I spoke with the cities engineer and the city manager on Wednesday and they told me that there is another flood zone downstream of the city that they use as the primary flood control for the city (Northville Michigan) and that they have never had to utilize the one where the house I am looking at is using; yet. In fact, until 2006 the house was not marked as being in a FEMA flood zone (neither X or AE) and that they had worked with the homeowners on that street to get the exemption from FEMA but were unsuccessful. Still, they tried to reassure me that they would do everything possible (come hell or high water :rolleyes: ) to make sure that the homes on that street would not be allowed to flood until all available options were exhausted. Still, it’s very expensive to pay flood insurance every year and would make it much more difficult to sell the house down the road. I’m going to walk away from it.

Thank you for your kind words Si. I do my best to keep up with the regulations since they change a little bit each year. I’m always happy to try to shed light on the NFIP since it can be very confusing.

That sounds like a very strange situation. If there is an area which previously did not flood and the City is planning to cause flooding there (with a floodwater storage facility) then it looks to me as if they should have bought out the homes.

My concern with the five feet below the BFE is this: many smaller floods will occur below the BFE. With five feet still to go, it’s highly likely that the basement would flood very frequently - perhaps even annually.

I’m glad you’ve decided to walk away.

Let me add one more thing, in case anyone else is following this:
You mentioned houses on another street not needing insurance, and so they wouldn’t be protected in the event of flood. Those folks can buy flood insurance if they want to. As long as your community participates in the NFIP you can buy flood insurance, even if you are out of the SFHA*.

*In certain cases a house will not qualify for insurance but that has to do with frequently flooded properties where the amount of past claims exceeds 50% of the value of the house. There are other special cases but they are rare.

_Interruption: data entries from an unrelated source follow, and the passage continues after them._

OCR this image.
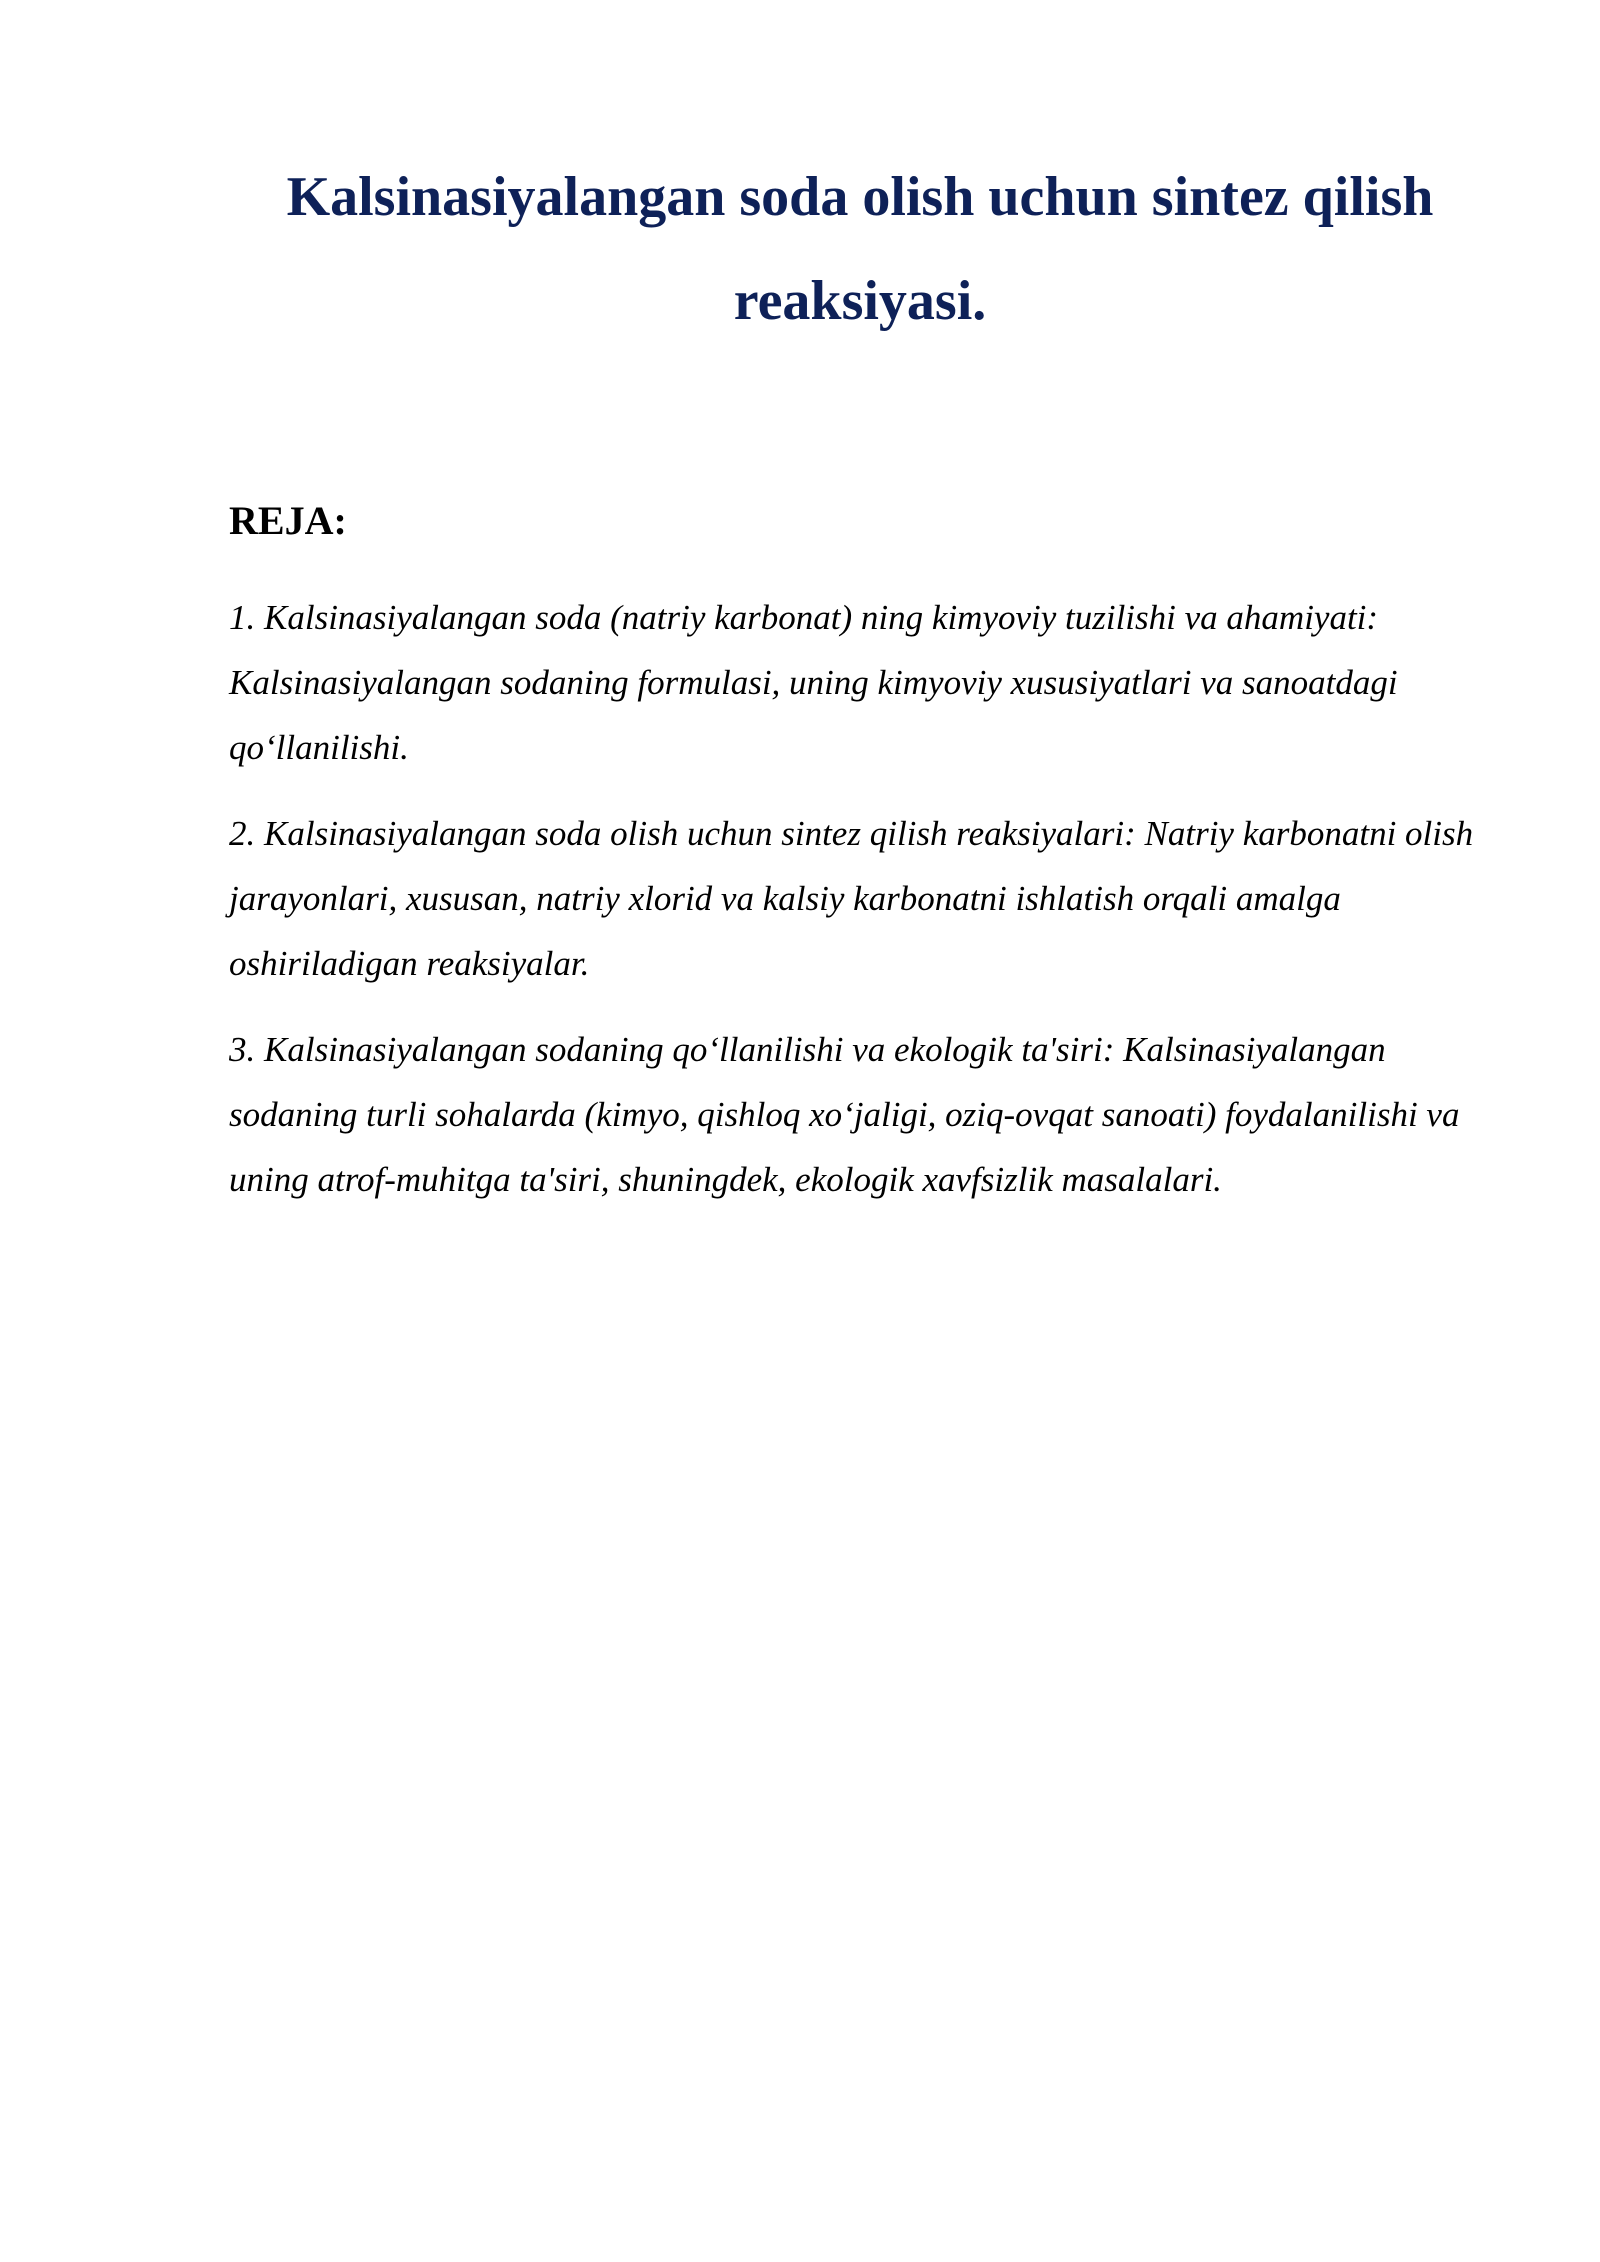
Kalsinasiyalangan soda olish uchun sintez qilish reaksiyasi.
REJA:
1. Kalsinasiyalangan soda (natriy karbonat) ning kimyoviy tuzilishi va ahamiyati: Kalsinasiyalangan sodaning formulasi, uning kimyoviy xususiyatlari va sanoatdagi qo‘llanilishi.
2. Kalsinasiyalangan soda olish uchun sintez qilish reaksiyalari: Natriy karbonatni olish jarayonlari, xususan, natriy xlorid va kalsiy karbonatni ishlatish orqali amalga oshiriladigan reaksiyalar.
3. Kalsinasiyalangan sodaning qo‘llanilishi va ekologik ta'siri: Kalsinasiyalangan sodaning turli sohalarda (kimyo, qishloq xo‘jaligi, oziq-ovqat sanoati) foydalanilishi va uning atrof-muhitga ta'siri, shuningdek, ekologik xavfsizlik masalalari.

I don’t believe that it is so much that the city was planning on using the area for flood control; but that they have been forced by FEMA to designate as such; and thus consider it in their planning activities. I’m pretty certain that the city did not request this change.

I actually lived in apartments across this very creek several years ago (it was in the AE flood zone area and raised up on pilings; we parked underneath the building by the creek) and I could observe the home I’m looking at through the trees everyday. We had severe rain for several weeks in the spring of 2002 and it flooded half of our apartments parking area with about 4 inches of water; on the other side of the creek the water didn’t get any closer than 80 feet to the homes patio door. That said, the rise over that 80 feet seems to be less than 2 feet so that’s pretty close.

No one I’ve talked with can recall these homes ever flooding; but there must have been something come out of the 2002 rainy season that prompted FEMA to reassign the flood risk level. The FEMA site says that a new FIRM is being published in July of 2010 for this area; I think I’ll be keeping an eye on that one.

Ah, I see.

Nationwide, the NFIP maps are being updated; for example we are supposed to be finished remapping the entire state of Mississippi within a couple of years. So the 2002 rains there may not have had anything to do with it.

OTOH, sometimes a large event will trigger a second look at BFEs, as in the case of Katrina on the MS coast.

Other things such as increased upstream development or changes in geomorphology of streams can be the impetus behind updated mapping.

The SFHA zones shown on the NFIP maps are zones of risk; they are not really intended to be detailed hydraulic studies. The initial purpose was to give actuaries a tool to use when determining premiums based on that risk. So, the fact that a property has never actually flooded doesn’t impact the mapping much. Sometimes it takes a span as great as 500 years to actually see a 100-year recurrence interval flood.